Саша вместе с Егорушкой и Серегой тоже побежал в Курьяново. До Курьянова было рукой подать. Уже с пригорка в конце улицы виднелись постройки деревни. Ослепительно пылало полуденное солнце, синели васильки по краям дороги. Но Саша ничего не замечал – перед глазами у него все расплывалось.
На полдороге, за оврагом, их встретили возвращавшиеся назад комсомольцы.
– Ничего… Мирно обошлось… – сказал Ваня Колобков. – Подкулачники баб натравили. Рожь хотели себе, а не колхозу косить. А Надежда Самойловна не дала…
Ваня заботливо вел запыхавшегося Сашу за руку и говорил:
– Испужался? Мать побежал выручать? Не бойся… Мы за Надежду Самойловну горой постоим.
К вечеру Надежда Самойловна вернулась домой. Привез ее инструктор райкома партии Калашников на машине. Вместе с ними приехали начальник милиции и прокурор.
Мать как ни в чем не бывало улыбалась, голос у нее звучал уверенно. Только цветастый платок на голове был в двух местах разорван и на локте краснела запекшаяся ссадина.
– Бить меня хотели… – рассказывала Надежда Самойловна. – Платок сорвали, а потом опомнились…
В избу собрались все родные, соседи. Бабушка охала и качала головой. Дедушка хмурился. А Саша с гордостью посматривал на мать. На легковой машине домой привезли. Такого почета, наверное, никто в селе не удостаивался!
Осенью, когда убрали урожай, в бывшем кулацком доме открылся колхозный клуб. Снова заработали кружки. Песковатский хор и драмкружок считались лучшими в округе. Их наперебой приглашали в соседние села и даже в районный центр.
Для Надежды Самойловны наступили самые хлопотливые и радостные дни.
Замирая от восторга, следил Саша за матерью, когда она, нарядная, в праздничном ситцевом платье, с блестящими от волнения глазами, появлялась на сцене. В несколько рядов, полукругом, выстраивалось человек тридцать – всё знакомые Саше люди. Выходила вперед в длинном черном платье руководительница хора, учительница Домна Васильевна. Затихали в битком набитом помещении люди. И сперва тихо-тихо, как басовая струна на гитаре, начинали рокотать голоса:
– Э-э-э-э-эх… да-а… э-э-э-э-эх!.. Калинка, калинка, Калинка моя…
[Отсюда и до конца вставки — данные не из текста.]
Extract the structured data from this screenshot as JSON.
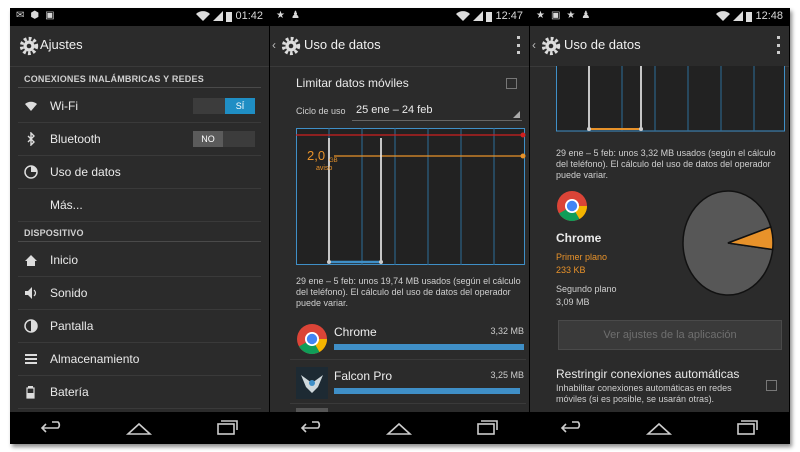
{
  "screen1": {
    "status_time": "01:42",
    "title": "Ajustes",
    "section_wireless": "CONEXIONES INALÁMBRICAS Y REDES",
    "wifi_label": "Wi-Fi",
    "wifi_toggle": "SÍ",
    "bluetooth_label": "Bluetooth",
    "bluetooth_toggle": "NO",
    "data_usage_label": "Uso de datos",
    "more_label": "Más...",
    "section_device": "DISPOSITIVO",
    "home_label": "Inicio",
    "sound_label": "Sonido",
    "display_label": "Pantalla",
    "storage_label": "Almacenamiento",
    "battery_label": "Batería"
  },
  "screen2": {
    "status_time": "12:47",
    "title": "Uso de datos",
    "limit_mobile_data": "Limitar datos móviles",
    "cycle_label": "Ciclo de uso",
    "cycle_value": "25 ene – 24 feb",
    "warning_value": "2,0",
    "warning_unit": "GB",
    "warning_label": "aviso",
    "usage_note": "29 ene – 5 feb: unos 19,74 MB usados (según el cálculo del teléfono). El cálculo del uso de datos del operador puede variar.",
    "apps": [
      {
        "name": "Chrome",
        "size": "3,32 MB",
        "usage_fraction": 1.0
      },
      {
        "name": "Falcon Pro",
        "size": "3,25 MB",
        "usage_fraction": 0.98
      }
    ]
  },
  "screen3": {
    "status_time": "12:48",
    "title": "Uso de datos",
    "usage_note": "29 ene – 5 feb: unos 3,32 MB usados (según el cálculo del teléfono). El cálculo del uso de datos del operador puede variar.",
    "app_name": "Chrome",
    "foreground_label": "Primer plano",
    "foreground_value": "233 KB",
    "background_label": "Segundo plano",
    "background_value": "3,09 MB",
    "app_settings_button": "Ver ajustes de la aplicación",
    "restrict_title": "Restringir conexiones automáticas",
    "restrict_desc": "Inhabilitar conexiones automáticas en redes móviles (si es posible, se usarán otras).",
    "pie_foreground_fraction": 0.07
  },
  "colors": {
    "accent_blue": "#1f8ec4",
    "warning_orange": "#e8922a",
    "limit_red": "#d02020",
    "background": "#2b2b2b"
  }
}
Голоса набирали силу, от них словно раздвигались стены здания, становилось светло, просторно, радостно.
В саду ягода-малинка,
Малинка моя!..
Теперь уже в песне слышалась просьба. Голоса звонко кого-то уговаривали, упрашивали:
Ах, под сосною под зеленою
Спать положите вы меня.
Аи, лю-ли, лю-ли,
Аи, лю-ли, лю-ли…
Спать положите вы меня…
Словно отвечая на просьбу, весь хор гремел:
Калинка, калинка,
Калинка моя…
Голос матери выделялся. Может быть, для других это было незаметно. Но Саша отличал его чуть вздрагивающий на высокой ноте, сильный, звучный, проникающий в самую душу. В эти минуты он забывал все на свете. Он видел только мать, ее разрумянившееся лицо, озаренное ярким светом лампы-«молнии». Казалось, что в клубе не было больше людей, кроме него самого и матери. Он видел и слышал только ее.
Но самыми радостными были для Саши дни, когда драмкружок в Песковатском ставил спектакли.
Уже с того часа, когда мать получала роль и поздно вечером при свете ночника начинала ее учить, Саша терял покой и сон. Чуть потрескивал фитиль в лампе, по стенам скользили длинные тени, за обоями шуршали тараканы. Саша, широко раскрыв глаза, следил, как мать шепотом, боясь разбудить уснувшего Витюшку, повторяла роль. Она то задумывалась, облокотившись на стол и глядя куда-то вдаль, то, снова наклонившись над тетрадкой, шептала что-то про себя, едва шевеля губами.
И вот наступал день спектакля. Задолго до начала представления в клуб начинали собираться и старые и малые, не говоря уже о молодежи.
У дверей шумели неумолимые контролеры, которых осаждала толпа песковатских ребятишек, всеми правдами и неправдами стремящихся проникнуть в зрительный зал. Взволнованные артисты торопливо сновали взад и вперед, ни на кого не обращая внимания.
Пробравшись в зрительный зал, Саша и Витюшка размещались на бесплатных местах – сбоку на подоконнике.
– Ты не вздумай опять орать, – предупреждает Саша младшего брата, недовольный, что тот увязался за ним.
Саша помнит, как в прошлом году с Витюшкой в зрительном зале произошел конфуз.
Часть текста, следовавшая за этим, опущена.